Saturday, June 14, 2008

Compensation, Management, Motivation (Again)

You are Paid, Managed, Motivated by:
  • Results
  • Future Results
Obviously, nobody has a perfect handle on future results. Mistakes will be made. The principal is:
  • Salary
  • Other forms of compensation and motivation - all you have is Trust and Commitment - the watchwords are "Avoid Violating Trust and Commitment" - so under-promise and over-deliver.
If you risk losing people because you under-promise, then raise the salary, or raise the committed monies to make sure the commitment is delivered. Because if you have a Violation of Trust and Commitment, then you wipe away all the good will built up before, and you will have to deliver double in the future to get half of the good will. People are very slow to forget a Violation of Trust and Commitment. OK, lets go over this list again - these are the components of Compensation, Management, and Motivation:
  1. Results - Historical evidence of meeting objectives: like bookings of a salesman
  2. Data on activities that have a "causal" relationship to the desired objectives: like number of meetings and follow-up activities with decision makers
  3. Data on activities that have a presumed, perhaps tenuous causal relationship to the desired objectives: like hours spent researching a possible new product offering. There is a significant chance of complete failure with a new product offering - that is why the causal relationship to the desired objectives is tenuous.
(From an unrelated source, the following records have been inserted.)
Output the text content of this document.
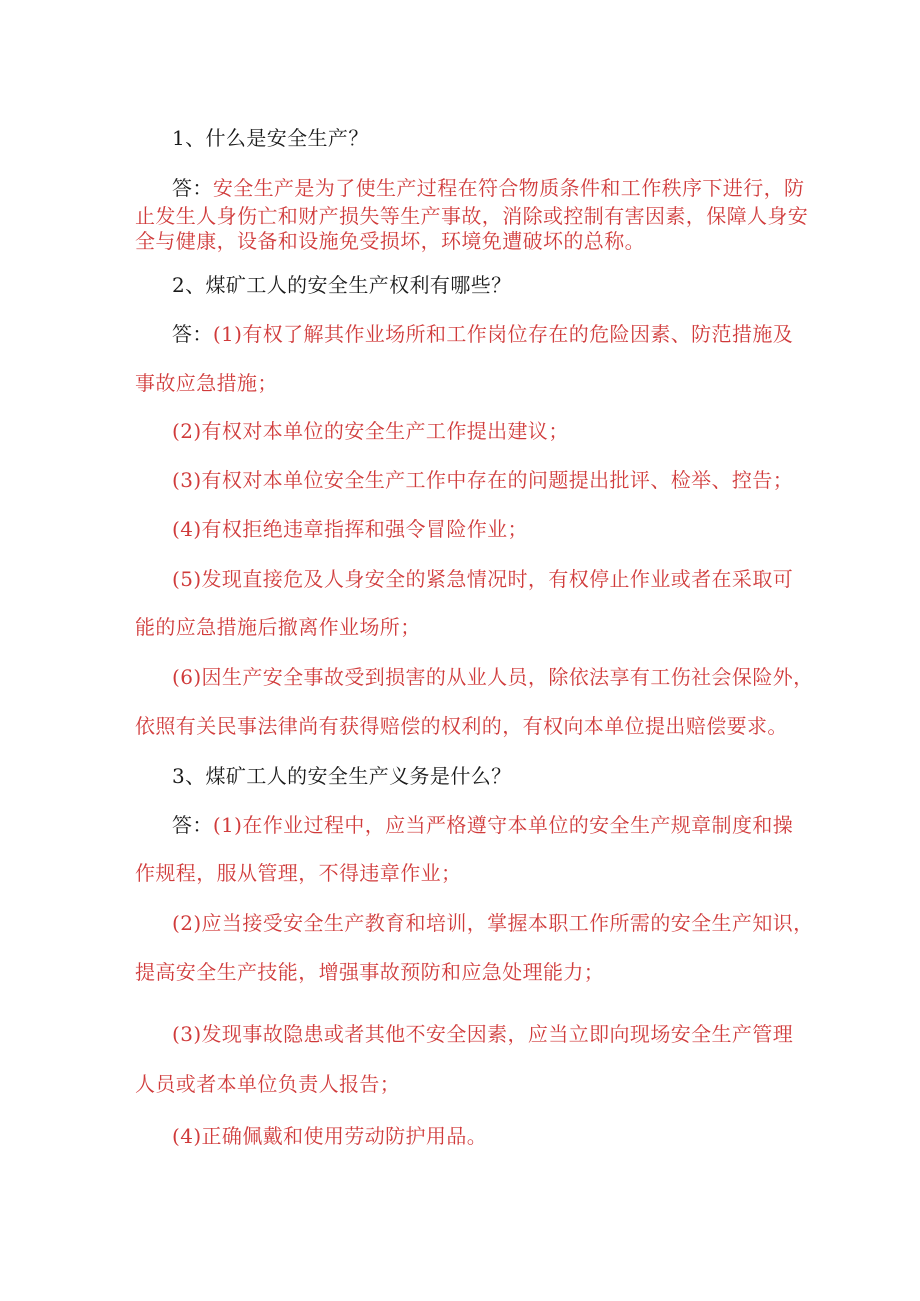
1、什么是安全生产？
答：安全生产是为了使生产过程在符合物质条件和工作秩序下进行，防
止发生人身伤亡和财产损失等生产事故，消除或控制有害因素，保障人身安
全与健康，设备和设施免受损坏，环境免遭破坏的总称。
2、煤矿工人的安全生产权利有哪些？
答：(1)有权了解其作业场所和工作岗位存在的危险因素、防范措施及
事故应急措施；
(2)有权对本单位的安全生产工作提出建议；
(3)有权对本单位安全生产工作中存在的问题提出批评、检举、控告；
(4)有权拒绝违章指挥和强令冒险作业；
(5)发现直接危及人身安全的紧急情况时，有权停止作业或者在采取可
能的应急措施后撤离作业场所；
(6)因生产安全事故受到损害的从业人员，除依法享有工伤社会保险外，
依照有关民事法律尚有获得赔偿的权利的，有权向本单位提出赔偿要求。
3、煤矿工人的安全生产义务是什么？
答：(1)在作业过程中，应当严格遵守本单位的安全生产规章制度和操
作规程，服从管理，不得违章作业；
(2)应当接受安全生产教育和培训，掌握本职工作所需的安全生产知识，
提高安全生产技能，增强事故预防和应急处理能力；
(3)发现事故隐患或者其他不安全因素，应当立即向现场安全生产管理
人员或者本单位负责人报告；
(4)正确佩戴和使用劳动防护用品。
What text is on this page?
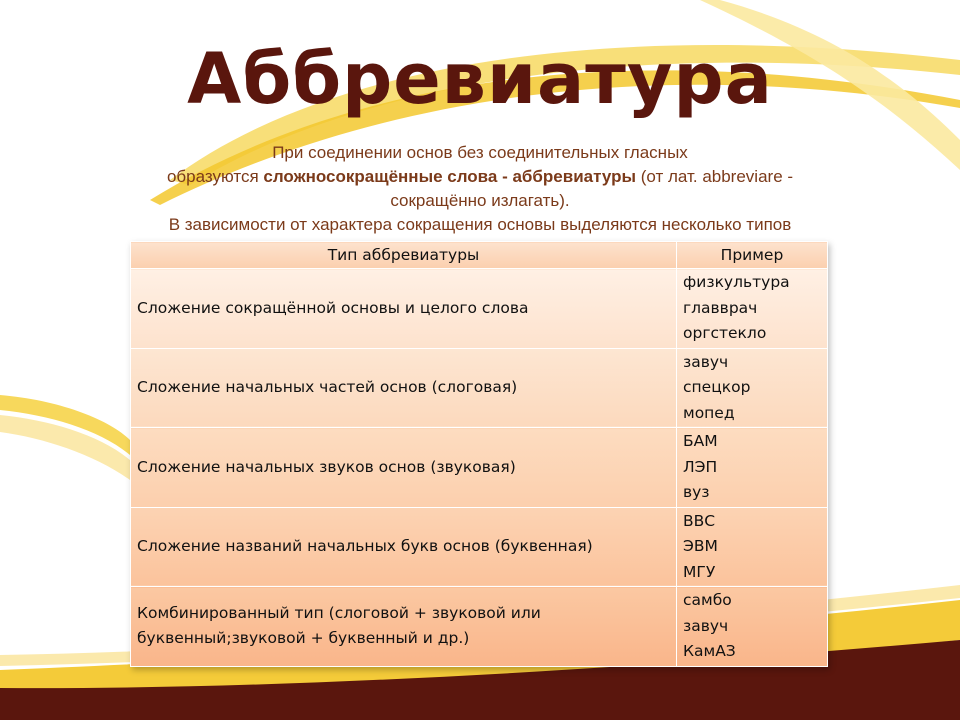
Аббревиатура
При соединении основ без соединительных гласных
образуются сложносокращённые слова - аббревиатуры (от лат. abbreviare -
сокращённо излагать).
В зависимости от характера сокращения основы выделяются несколько типов
Тип аббревиатуры	Пример
Сложение сокращённой основы и целого слова	физкультура
главврач
оргстекло

Сложение начальных частей основ (слоговая)	завуч
спецкор
мопед

Сложение начальных звуков основ (звуковая)	БАМ
ЛЭП
вуз

Сложение названий начальных букв основ (буквенная)	ВВС
ЭВМ
МГУ

Комбинированный тип (слоговой + звуковой или
буквенный;звуковой + буквенный и др.)	самбо
завуч
КамАЗ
  4. "Positive" human factors: I sometimes eat at a cafeteria salad restaurant. The cafeteria trays are handed out by a handicapped man. Part of his salary is due to the restaurant living its stated values. (But it isn't all "altruism", he brings value, he is the voice of the restaurant's handicapped patrons). Note - What isn't a "positive" human factor - keeping someone in a job because you feel sorry for them is not a "positive" human factor - it has everything to do with a manager who finds it easy to be generous with other peoples' money, who cannot deal with the anxiety of terminating someone for cause, and who would not hesitate to terminate that person during an economic downturn, which is the exact time they would find it hardest to find a new job.
  5. "Negative" human factors: the percentage of salary that is based on kissing up, is another example.
  6. Market Forces: if the work is directly or closely aligned with pricing in an economic market, a component of compensation/management should be based on the market price: like a "free-agent" in baseball, or upper management in a publicly traded company, some component of compensation/management has to be based on the market price
  7. Relevant Sub-Categories of Market: "inter-market based compensation" - If the whole market sub-category goes down, but inside that sub-category, market share and profitability goes up, the compensation should reflect that. You will be in a good position when the sub-category reverses the downward turn, compensation, today, should reflect that, or you risk losing good people.